You've heard of Joanna Newsome? No way. Wow, she's from just up the road from me (Nevada City). We used to go see her play with an awesome band called Golden Shoulders. Check 'em out. She's on their first record.

I still have trouble with Antony's voice, but then I think Tom Waits is a great singer, so what do I know?

I'm starting to wander away from the topic, aren't I? Sorry; please strike the above text from the record.


----------



## Dreamer (Aug 9, 2004)

Love classical music.

Love the great Choral Works -- and yes, these are of a religious nature.

*Mendelssohn's "Elijah"/"Elias"*

"Lift thine eyes oh lift thine eyes to the mountains,
whence cometh, whence comth, whence cometh thy help.
Thy help cometh from the Lord, the Maker of Heaven and Earth.
He hath said, they foot shall not be moved, the Keeper will never slumber...

He watching over Israel, slumbers not nor sleeps.
He watching over Israel, slumbers not nor sleeps.
Shouldst thou walking in grief, languish, he will quicken thee,
He, will quicken thee."

*Brahm's Requiem*

Powerful stuff:

"Behold all flesh is as the grass, and all the goodliness of man is as the flower of grass..."

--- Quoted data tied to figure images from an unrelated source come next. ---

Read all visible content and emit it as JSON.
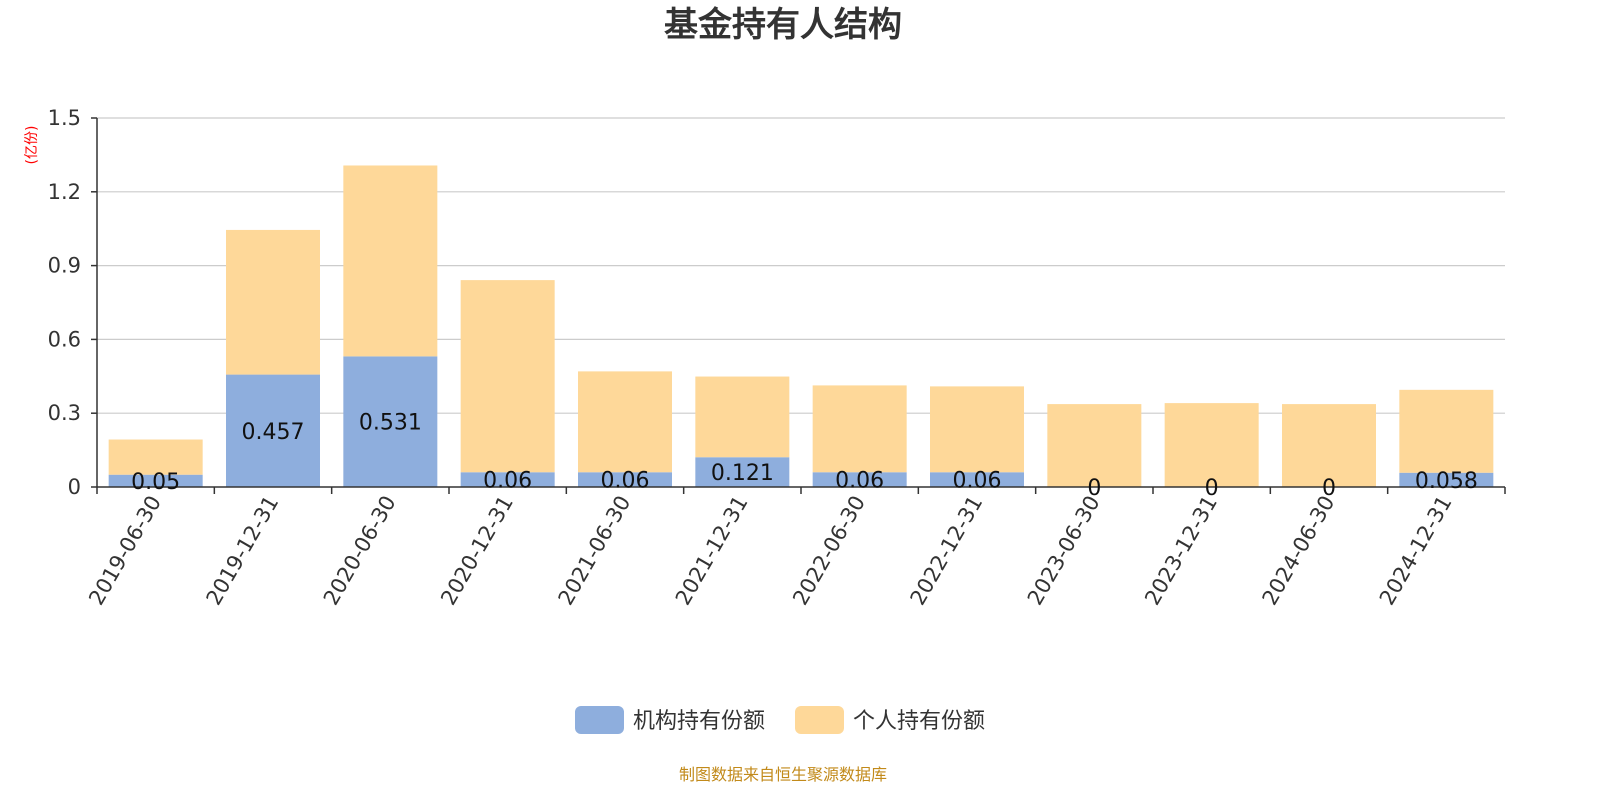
{
  "title": "基金持有人结构",
  "y_unit": "(亿份)",
  "source_note": "制图数据来自恒生聚源数据库",
  "colors": {
    "institutional": "#8eaedd",
    "individual": "#fed899",
    "grid": "#cccccc",
    "axis": "#333333",
    "unit": "#ff0000",
    "source": "#c28a1a"
  },
  "chart_data": {
    "type": "bar",
    "stacked": true,
    "categories": [
      "2019-06-30",
      "2019-12-31",
      "2020-06-30",
      "2020-12-31",
      "2021-06-30",
      "2021-12-31",
      "2022-06-30",
      "2022-12-31",
      "2023-06-30",
      "2023-12-31",
      "2024-06-30",
      "2024-12-31"
    ],
    "series": [
      {
        "name": "机构持有份额",
        "color": "#8eaedd",
        "values": [
          0.05,
          0.457,
          0.531,
          0.06,
          0.06,
          0.121,
          0.06,
          0.06,
          0,
          0,
          0,
          0.058
        ],
        "labels": [
          "0.05",
          "0.457",
          "0.531",
          "0.06",
          "0.06",
          "0.121",
          "0.06",
          "0.06",
          "0",
          "0",
          "0",
          "0.058"
        ]
      },
      {
        "name": "个人持有份额",
        "color": "#fed899",
        "values": [
          0.143,
          0.588,
          0.776,
          0.781,
          0.41,
          0.328,
          0.353,
          0.349,
          0.337,
          0.341,
          0.337,
          0.337
        ]
      }
    ],
    "ylim": [
      0,
      1.5
    ],
    "yticks": [
      "0",
      "0.3",
      "0.6",
      "0.9",
      "1.2",
      "1.5"
    ],
    "ytick_values": [
      0,
      0.3,
      0.6,
      0.9,
      1.2,
      1.5
    ],
    "grid": true,
    "legend_position": "bottom-center"
  }
}
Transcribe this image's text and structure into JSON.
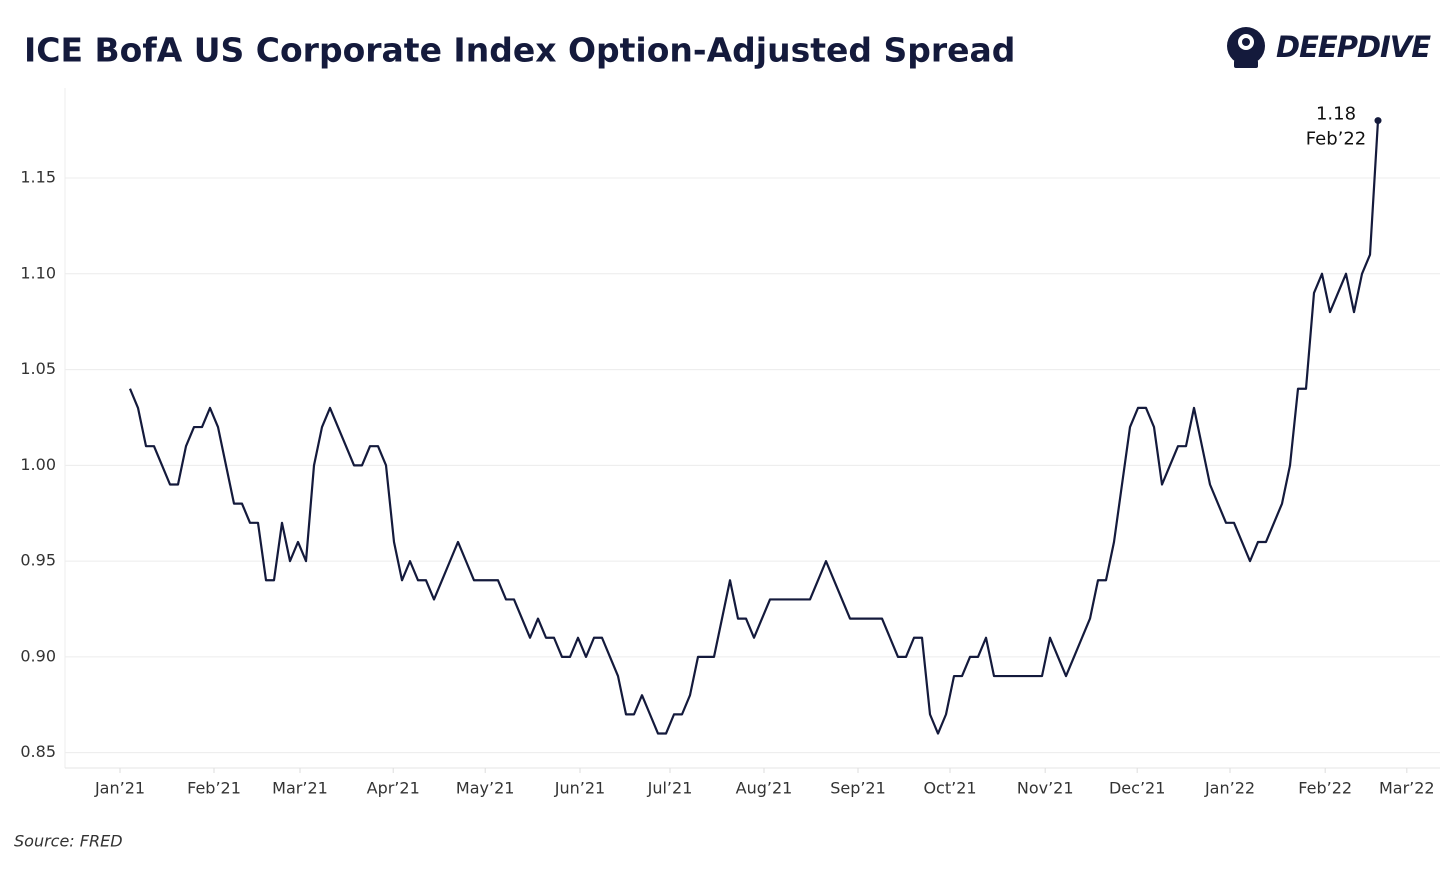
{
  "chart_data": {
    "type": "line",
    "title": "ICE BofA US Corporate Index Option-Adjusted Spread",
    "brand": "DEEPDIVE",
    "source": "Source: FRED",
    "annotations": [
      "1.18",
      "Feb’22"
    ],
    "series": [
      {
        "name": "ICE BofA US Corporate Index OAS",
        "color": "#141a3c",
        "values": [
          1.04,
          1.03,
          1.01,
          1.01,
          1.0,
          0.99,
          0.99,
          1.01,
          1.02,
          1.02,
          1.03,
          1.02,
          1.0,
          0.98,
          0.98,
          0.97,
          0.97,
          0.94,
          0.94,
          0.97,
          0.95,
          0.96,
          0.95,
          1.0,
          1.02,
          1.03,
          1.02,
          1.01,
          1.0,
          1.0,
          1.01,
          1.01,
          1.0,
          0.96,
          0.94,
          0.95,
          0.94,
          0.94,
          0.93,
          0.94,
          0.95,
          0.96,
          0.95,
          0.94,
          0.94,
          0.94,
          0.94,
          0.93,
          0.93,
          0.92,
          0.91,
          0.92,
          0.91,
          0.91,
          0.9,
          0.9,
          0.91,
          0.9,
          0.91,
          0.91,
          0.9,
          0.89,
          0.87,
          0.87,
          0.88,
          0.87,
          0.86,
          0.86,
          0.87,
          0.87,
          0.88,
          0.9,
          0.9,
          0.9,
          0.92,
          0.94,
          0.92,
          0.92,
          0.91,
          0.92,
          0.93,
          0.93,
          0.93,
          0.93,
          0.93,
          0.93,
          0.94,
          0.95,
          0.94,
          0.93,
          0.92,
          0.92,
          0.92,
          0.92,
          0.92,
          0.91,
          0.9,
          0.9,
          0.91,
          0.91,
          0.87,
          0.86,
          0.87,
          0.89,
          0.89,
          0.9,
          0.9,
          0.91,
          0.89,
          0.89,
          0.89,
          0.89,
          0.89,
          0.89,
          0.89,
          0.91,
          0.9,
          0.89,
          0.9,
          0.91,
          0.92,
          0.94,
          0.94,
          0.96,
          0.99,
          1.02,
          1.03,
          1.03,
          1.02,
          0.99,
          1.0,
          1.01,
          1.01,
          1.03,
          1.01,
          0.99,
          0.98,
          0.97,
          0.97,
          0.96,
          0.95,
          0.96,
          0.96,
          0.97,
          0.98,
          1.0,
          1.04,
          1.04,
          1.09,
          1.1,
          1.08,
          1.09,
          1.1,
          1.08,
          1.1,
          1.11,
          1.18
        ]
      }
    ],
    "xlim": [
      -8.125,
      163.75
    ],
    "xticks": [
      {
        "value": -1.25,
        "label": "Jan’21"
      },
      {
        "value": 10.5,
        "label": "Feb’21"
      },
      {
        "value": 21.25,
        "label": "Mar’21"
      },
      {
        "value": 32.9,
        "label": "Apr’21"
      },
      {
        "value": 44.4,
        "label": "May’21"
      },
      {
        "value": 56.25,
        "label": "Jun’21"
      },
      {
        "value": 67.5,
        "label": "Jul’21"
      },
      {
        "value": 79.25,
        "label": "Aug’21"
      },
      {
        "value": 91,
        "label": "Sep’21"
      },
      {
        "value": 102.5,
        "label": "Oct’21"
      },
      {
        "value": 114.4,
        "label": "Nov’21"
      },
      {
        "value": 125.9,
        "label": "Dec’21"
      },
      {
        "value": 137.5,
        "label": "Jan’22"
      },
      {
        "value": 149.4,
        "label": "Feb’22"
      },
      {
        "value": 159.6,
        "label": "Mar’22"
      }
    ],
    "ylim": [
      0.842,
      1.197
    ],
    "yticks": [
      0.85,
      {
        "value": 0.9,
        "label": "0.90"
      },
      0.95,
      {
        "value": 1.0,
        "label": "1.00"
      },
      1.05,
      {
        "value": 1.1,
        "label": "1.10"
      },
      1.15
    ],
    "grid": true
  }
}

"How lovely is thy dwelling place, oh Lord of Hosts, oh Lord of Hosts...
for my soul.
It longeth, yeah fainteth, it longeth yeah fainteth, for the courts, for the courts of the Lord."

"...at the sound of trumpet we shall all be changed. For death shall be swallowed in victory.....
Grave, where is thy triumph? Grave, grave, where is thy triumph?
Death, where is thy sting, is thy sting, oh death, where is thy sting?"

Well all that stuff is out of the Bibleand it's gorgeous but the music knocks yer sock off :shock:

Also, Elmer Bernstein, Soundtrack for "To Kill A Mockingbird" and "Farenheit 451"

Rachmaninoff, various, but "18th Variation on a Theme of Paganini" orchestra and piano.

Samuel Barber, "Adagio for Strings"

I love the weepin' stuff, LOL.

And mellow, mellow music.

But I also love to dance, dance, dance -- the Disco Queen! My old songs are fromthe 60's, 70's and 80s... sorry folks.

That young girl is gorgeous. Damn.
I'm old.

L,
D 8)


----------



## Brainsilence02 (Jan 29, 2005)

I recommend the following works:

*classic*

Rachmaninov: Piano Concerto 2 and 3, Rhapsody (based on a theme by Paganini)
Grieg: In the Hall of the Mountain King, Peer Gynt, Morning Mood
Bethoven: Moonlight Sonata
Vivaldi: (The) Four Seasons
Barber: Adagio

*looks-like classic*

John Barry: The Persuaders theme (television series)
The Ninth Gate (film theme)
Road to Perdition (film theme)
Apocalyptica: Coma (see: http://www.apocalyptica.com/releases/cult.php)

(will add more in the future)

I am using Shareaza sometimes because it's open source. But it's P2P. And of course, I am using only for songs I own


----------